After five years of touring or working in arson-prone saloons, it was the luckiest of breaks.
Radio broadcasts transmitted from the gangster-owned, segregated (blacks on stage, whites at the tables) Harlem nightclub were relayed across the country and ultimately the world, bringing him instant recognition.
The long engagement enabled Ellington to double the size of his orchestra, encouraged a daring prolificacy, and provided him with a daunting apprenticeship working with top-flight choreographers, songwriters, dancers, singers, comics, set designers, and other professionals involved in developing the Cotton Club’s slick and sexy revues.
Ellington responded with a wry, insinuating music—erotic, exotic, and, at once, ironic and ingenious.
He invented his own instrumental voicings and found uncanny soloists whose virtuoso embellishments seemed to burble from the ravishing brew like the nighttime chatter of an urban jungle.

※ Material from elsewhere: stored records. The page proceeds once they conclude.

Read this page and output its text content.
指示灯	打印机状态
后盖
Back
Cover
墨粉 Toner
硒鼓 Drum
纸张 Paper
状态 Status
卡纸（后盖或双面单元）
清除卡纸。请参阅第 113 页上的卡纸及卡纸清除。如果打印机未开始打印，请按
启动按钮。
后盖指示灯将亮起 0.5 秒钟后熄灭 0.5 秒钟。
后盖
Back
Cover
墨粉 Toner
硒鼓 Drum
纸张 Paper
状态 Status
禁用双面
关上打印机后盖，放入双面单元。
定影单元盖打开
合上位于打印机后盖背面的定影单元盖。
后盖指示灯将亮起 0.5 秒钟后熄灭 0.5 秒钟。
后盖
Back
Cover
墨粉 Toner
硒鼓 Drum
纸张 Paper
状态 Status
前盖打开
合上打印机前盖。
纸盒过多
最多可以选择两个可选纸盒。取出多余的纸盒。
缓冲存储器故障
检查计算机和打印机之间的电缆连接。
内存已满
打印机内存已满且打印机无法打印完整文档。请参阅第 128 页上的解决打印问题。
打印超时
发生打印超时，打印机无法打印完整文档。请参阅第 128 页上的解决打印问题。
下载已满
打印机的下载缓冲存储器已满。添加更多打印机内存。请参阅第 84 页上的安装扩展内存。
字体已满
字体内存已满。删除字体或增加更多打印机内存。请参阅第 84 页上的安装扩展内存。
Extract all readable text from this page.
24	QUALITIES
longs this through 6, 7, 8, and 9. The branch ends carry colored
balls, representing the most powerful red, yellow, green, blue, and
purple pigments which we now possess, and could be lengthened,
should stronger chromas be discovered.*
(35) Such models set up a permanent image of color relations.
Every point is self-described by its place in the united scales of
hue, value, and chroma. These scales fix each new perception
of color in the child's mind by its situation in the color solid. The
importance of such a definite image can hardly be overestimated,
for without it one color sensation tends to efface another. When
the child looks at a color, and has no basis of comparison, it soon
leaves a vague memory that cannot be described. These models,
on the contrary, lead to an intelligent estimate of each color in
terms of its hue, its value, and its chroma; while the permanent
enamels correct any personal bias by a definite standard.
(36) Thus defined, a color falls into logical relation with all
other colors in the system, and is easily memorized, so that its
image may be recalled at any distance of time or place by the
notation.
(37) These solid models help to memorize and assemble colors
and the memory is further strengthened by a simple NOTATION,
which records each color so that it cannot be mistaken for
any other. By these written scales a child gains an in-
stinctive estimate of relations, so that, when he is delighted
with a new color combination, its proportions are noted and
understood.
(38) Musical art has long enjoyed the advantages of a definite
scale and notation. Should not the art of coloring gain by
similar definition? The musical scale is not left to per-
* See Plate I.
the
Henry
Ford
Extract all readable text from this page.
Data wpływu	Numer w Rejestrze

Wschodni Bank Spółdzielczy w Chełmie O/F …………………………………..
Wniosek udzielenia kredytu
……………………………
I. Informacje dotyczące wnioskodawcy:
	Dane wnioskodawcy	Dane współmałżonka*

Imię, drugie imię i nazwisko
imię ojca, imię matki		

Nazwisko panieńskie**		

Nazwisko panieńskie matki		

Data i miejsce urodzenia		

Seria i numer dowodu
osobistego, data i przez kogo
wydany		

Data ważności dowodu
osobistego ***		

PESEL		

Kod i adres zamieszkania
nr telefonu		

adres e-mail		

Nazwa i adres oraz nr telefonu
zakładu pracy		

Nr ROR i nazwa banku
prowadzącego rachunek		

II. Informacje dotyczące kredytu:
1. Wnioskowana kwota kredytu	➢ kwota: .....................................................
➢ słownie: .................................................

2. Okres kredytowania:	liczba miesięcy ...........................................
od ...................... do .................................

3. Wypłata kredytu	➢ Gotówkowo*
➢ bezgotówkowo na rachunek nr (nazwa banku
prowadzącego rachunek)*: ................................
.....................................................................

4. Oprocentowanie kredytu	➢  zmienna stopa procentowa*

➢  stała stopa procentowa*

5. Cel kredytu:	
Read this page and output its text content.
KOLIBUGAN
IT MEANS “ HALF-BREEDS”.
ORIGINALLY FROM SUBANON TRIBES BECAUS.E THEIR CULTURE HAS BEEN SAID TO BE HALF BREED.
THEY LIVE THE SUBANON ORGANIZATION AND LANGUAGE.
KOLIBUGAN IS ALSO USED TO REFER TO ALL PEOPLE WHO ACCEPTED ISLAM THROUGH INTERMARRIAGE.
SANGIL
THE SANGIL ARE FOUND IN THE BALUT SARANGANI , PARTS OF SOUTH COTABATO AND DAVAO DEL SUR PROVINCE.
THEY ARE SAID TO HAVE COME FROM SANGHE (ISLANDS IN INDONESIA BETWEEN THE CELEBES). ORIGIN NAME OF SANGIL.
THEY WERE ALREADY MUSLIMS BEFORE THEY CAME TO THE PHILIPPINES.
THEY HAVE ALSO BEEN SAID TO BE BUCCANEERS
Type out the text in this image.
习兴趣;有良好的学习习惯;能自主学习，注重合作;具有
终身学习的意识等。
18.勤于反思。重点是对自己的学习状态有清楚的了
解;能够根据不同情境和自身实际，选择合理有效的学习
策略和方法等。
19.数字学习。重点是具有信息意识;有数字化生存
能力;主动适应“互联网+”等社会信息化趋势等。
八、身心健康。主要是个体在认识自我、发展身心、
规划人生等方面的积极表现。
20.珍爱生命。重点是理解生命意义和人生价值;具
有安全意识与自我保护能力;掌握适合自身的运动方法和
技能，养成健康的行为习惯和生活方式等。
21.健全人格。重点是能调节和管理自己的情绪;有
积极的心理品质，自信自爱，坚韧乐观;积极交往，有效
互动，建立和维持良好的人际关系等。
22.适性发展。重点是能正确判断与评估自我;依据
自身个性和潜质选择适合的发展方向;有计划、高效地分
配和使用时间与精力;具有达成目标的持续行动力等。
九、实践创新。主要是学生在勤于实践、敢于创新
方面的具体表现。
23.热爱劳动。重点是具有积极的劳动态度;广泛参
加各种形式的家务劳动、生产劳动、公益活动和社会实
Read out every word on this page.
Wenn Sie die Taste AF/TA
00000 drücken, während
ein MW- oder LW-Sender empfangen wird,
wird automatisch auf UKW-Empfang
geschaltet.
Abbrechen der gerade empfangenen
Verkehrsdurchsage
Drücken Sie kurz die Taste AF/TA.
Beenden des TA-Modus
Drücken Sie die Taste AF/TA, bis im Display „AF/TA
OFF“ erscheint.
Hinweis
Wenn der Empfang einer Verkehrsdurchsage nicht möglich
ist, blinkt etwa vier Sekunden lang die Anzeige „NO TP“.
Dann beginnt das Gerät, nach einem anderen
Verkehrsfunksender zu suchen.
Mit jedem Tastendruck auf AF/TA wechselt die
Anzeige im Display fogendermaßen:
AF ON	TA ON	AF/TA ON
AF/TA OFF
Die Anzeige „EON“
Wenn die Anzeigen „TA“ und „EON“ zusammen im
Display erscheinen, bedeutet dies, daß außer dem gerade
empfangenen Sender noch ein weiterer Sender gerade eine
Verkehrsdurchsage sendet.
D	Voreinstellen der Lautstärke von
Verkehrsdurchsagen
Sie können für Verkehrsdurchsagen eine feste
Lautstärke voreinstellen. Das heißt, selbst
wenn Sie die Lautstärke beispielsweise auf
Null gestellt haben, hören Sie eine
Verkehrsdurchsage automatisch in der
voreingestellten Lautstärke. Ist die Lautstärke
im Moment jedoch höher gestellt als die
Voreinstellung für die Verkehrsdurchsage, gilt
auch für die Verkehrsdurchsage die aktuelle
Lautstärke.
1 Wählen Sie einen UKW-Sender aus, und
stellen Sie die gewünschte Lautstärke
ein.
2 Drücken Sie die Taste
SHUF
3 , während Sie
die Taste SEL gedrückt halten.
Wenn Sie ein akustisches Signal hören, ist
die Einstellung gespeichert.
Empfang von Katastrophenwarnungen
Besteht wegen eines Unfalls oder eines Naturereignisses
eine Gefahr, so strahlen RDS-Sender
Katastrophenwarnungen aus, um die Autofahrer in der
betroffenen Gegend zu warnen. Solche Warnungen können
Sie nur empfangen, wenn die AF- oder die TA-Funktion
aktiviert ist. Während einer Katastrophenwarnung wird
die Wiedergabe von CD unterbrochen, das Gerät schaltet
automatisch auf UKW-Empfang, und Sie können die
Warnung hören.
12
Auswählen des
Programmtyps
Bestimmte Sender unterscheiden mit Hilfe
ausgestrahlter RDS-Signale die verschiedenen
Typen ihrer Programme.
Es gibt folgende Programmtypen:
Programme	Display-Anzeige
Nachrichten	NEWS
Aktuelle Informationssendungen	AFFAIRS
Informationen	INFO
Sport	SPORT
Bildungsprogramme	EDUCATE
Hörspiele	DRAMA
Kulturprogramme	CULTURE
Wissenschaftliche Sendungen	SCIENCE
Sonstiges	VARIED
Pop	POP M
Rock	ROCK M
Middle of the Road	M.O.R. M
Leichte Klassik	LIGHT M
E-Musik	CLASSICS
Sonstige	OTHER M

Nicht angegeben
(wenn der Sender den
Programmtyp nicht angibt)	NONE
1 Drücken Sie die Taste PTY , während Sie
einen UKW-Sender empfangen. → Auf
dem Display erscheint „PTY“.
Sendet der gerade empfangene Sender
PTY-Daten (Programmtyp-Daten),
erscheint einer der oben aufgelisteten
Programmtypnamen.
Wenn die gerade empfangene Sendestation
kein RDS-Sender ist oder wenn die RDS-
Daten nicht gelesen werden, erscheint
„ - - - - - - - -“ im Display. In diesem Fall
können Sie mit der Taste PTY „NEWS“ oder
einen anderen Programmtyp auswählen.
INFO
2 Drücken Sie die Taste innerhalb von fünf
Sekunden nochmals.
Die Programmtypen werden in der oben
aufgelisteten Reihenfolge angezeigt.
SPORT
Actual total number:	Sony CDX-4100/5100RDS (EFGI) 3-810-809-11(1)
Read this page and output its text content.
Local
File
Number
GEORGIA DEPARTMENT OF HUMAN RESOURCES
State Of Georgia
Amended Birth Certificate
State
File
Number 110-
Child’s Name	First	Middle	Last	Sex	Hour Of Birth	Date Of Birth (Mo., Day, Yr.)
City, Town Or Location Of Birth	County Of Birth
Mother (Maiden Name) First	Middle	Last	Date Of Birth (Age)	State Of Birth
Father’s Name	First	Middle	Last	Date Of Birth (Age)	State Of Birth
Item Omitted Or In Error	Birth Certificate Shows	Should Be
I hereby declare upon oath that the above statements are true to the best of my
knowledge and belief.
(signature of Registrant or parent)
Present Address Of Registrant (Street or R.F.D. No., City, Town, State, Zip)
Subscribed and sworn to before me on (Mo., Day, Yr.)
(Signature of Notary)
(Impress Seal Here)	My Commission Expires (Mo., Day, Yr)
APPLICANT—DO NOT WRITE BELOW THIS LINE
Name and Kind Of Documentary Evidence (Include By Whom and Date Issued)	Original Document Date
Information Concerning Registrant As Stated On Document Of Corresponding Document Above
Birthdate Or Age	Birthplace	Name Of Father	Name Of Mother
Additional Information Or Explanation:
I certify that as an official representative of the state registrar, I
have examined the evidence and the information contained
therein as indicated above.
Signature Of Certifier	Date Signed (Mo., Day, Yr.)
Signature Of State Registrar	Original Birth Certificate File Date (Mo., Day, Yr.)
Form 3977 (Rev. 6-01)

Some considered Ellington’s music as salacious as the serpentine dancing it accompanied, but music lovers in and out of the academy heard in it a fresh, audacious musical language and a genius for sultry melodies and startling harmonies.
Ellington tapped into something recondite, almost occult, yet accessible—unshackling characters as shadowy as “The Mooche” and as seductive as “Black Beauty,” while issuing injunctions on the order of “Rockin’ in Rhythm” and “It Don’t Mean a Thing If It Ain’t Got That Swing.